A exoneração de Da Cunha foi motivada por um processo administrativo disciplinar que o acusava de simular operações policiais e gravar essas ações para suas redes sociais. Seu canal no YouTube, criado em março de 2013, conta com 3,5 milhões de seguidores.

Um episódio específico, ocorrido em 16 de junho de 2020, foi mencionado no parecer da Procuradoria-Geral do Estado. Na ocasião, um sequestrador foi preso na Vila Nhocuné, zona leste de São Paulo, por outro delegado. Da Cunha chegou ao local com um cinegrafista e simulou a prisão do criminoso, atribuindo a si mesmo a responsabilidade pela captura.
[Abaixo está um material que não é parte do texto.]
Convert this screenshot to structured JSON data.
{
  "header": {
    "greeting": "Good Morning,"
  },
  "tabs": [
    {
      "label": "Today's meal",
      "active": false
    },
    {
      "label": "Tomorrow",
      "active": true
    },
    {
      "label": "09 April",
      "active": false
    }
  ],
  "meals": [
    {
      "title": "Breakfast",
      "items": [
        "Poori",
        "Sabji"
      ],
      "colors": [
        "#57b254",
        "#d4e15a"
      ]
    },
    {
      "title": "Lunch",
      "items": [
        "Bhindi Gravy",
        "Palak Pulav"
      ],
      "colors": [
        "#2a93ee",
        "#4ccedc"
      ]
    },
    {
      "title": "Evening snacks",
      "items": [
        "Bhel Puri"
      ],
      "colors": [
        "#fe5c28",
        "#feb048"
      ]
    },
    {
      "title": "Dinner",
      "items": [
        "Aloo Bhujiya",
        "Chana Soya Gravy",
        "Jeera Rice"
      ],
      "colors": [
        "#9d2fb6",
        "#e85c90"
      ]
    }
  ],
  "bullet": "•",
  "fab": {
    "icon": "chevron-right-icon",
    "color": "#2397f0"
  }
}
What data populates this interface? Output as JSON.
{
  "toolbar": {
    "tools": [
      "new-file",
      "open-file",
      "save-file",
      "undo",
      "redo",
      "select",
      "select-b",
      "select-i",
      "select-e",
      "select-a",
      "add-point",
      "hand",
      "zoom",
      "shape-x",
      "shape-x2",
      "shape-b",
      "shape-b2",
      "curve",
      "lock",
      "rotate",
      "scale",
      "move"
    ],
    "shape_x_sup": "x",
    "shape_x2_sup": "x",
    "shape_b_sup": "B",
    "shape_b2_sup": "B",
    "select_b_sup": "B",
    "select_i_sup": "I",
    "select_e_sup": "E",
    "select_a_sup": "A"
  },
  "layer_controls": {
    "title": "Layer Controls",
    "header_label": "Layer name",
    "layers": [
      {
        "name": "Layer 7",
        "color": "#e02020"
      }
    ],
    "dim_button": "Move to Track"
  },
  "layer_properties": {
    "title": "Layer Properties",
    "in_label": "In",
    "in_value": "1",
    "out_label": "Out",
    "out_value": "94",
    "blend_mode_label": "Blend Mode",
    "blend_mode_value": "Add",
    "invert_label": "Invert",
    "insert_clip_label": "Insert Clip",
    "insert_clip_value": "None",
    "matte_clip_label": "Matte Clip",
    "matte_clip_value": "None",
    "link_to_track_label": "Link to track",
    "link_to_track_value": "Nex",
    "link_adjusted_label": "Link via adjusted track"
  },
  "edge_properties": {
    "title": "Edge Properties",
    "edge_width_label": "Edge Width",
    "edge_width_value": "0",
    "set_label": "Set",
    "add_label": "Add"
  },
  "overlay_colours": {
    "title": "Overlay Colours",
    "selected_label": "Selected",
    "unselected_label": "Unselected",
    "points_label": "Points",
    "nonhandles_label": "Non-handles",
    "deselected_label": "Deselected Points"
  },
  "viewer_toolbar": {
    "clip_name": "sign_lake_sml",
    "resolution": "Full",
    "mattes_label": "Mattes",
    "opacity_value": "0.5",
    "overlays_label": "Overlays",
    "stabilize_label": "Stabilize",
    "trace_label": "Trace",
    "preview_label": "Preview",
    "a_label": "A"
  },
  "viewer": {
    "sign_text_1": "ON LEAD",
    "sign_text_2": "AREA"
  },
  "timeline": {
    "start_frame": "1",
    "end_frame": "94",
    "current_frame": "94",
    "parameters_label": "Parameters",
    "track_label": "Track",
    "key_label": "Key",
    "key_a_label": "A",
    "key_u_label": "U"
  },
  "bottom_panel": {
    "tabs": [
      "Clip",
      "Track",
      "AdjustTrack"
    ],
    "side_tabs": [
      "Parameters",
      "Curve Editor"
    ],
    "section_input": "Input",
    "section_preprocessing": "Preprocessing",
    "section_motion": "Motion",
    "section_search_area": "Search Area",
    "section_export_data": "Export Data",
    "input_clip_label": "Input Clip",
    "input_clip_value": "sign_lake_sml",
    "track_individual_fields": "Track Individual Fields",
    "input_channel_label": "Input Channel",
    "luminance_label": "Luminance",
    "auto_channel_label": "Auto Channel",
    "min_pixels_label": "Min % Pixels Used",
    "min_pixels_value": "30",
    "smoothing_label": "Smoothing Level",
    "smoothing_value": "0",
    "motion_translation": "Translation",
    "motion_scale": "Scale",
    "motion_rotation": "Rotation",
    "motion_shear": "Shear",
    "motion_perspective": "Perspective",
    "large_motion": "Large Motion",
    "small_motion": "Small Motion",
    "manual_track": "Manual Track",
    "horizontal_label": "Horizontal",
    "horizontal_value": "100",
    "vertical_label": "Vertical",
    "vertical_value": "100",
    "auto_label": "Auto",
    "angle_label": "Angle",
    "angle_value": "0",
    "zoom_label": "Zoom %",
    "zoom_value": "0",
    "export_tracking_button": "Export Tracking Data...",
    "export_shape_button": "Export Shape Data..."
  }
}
O vídeo foi posteriormente publicado em seu canal.

A investigação sobre suas ações foi iniciada em setembro de 2021. Paralelamente, Da Cunha enfrenta acusações de violência doméstica contra uma ex-namorada. A Corregedoria da Polícia Civil já havia recomendado sua demissão anteriormente, mas a formalização ocorreu somente nesta quinta-feira.

No despacho que anunciou sua demissão, o governador Tarcísio de Freitas citou como justificativa legal o artigo 74 da Lei Orgânica das Polícias, que prevê demissão em casos de procedimento irregular de natureza grave.

Em 29 de setembro, Da Cunha entrou com um mandado de segurança no Tribunal de Justiça para contestar sua demissão. O desembargador que analisou o pedido considerou que a exoneração deveria ser suspensa até que a Justiça esclarecesse se o processo disciplinar respeitou os trâmites legais.

Embora utilize o título de delegado, Carlos Alberto da Cunha está afastado da Polícia Civil desde 2021 e atualmente responde a pelo menos dois processos administrativos. Ele foi eleito deputado federal em 2022 pelo PP, recebendo 181.568 votos, e busca a reeleição. A reportagem tentou contato com Da Cunha, mas não obteve resposta até o fechamento da matéria.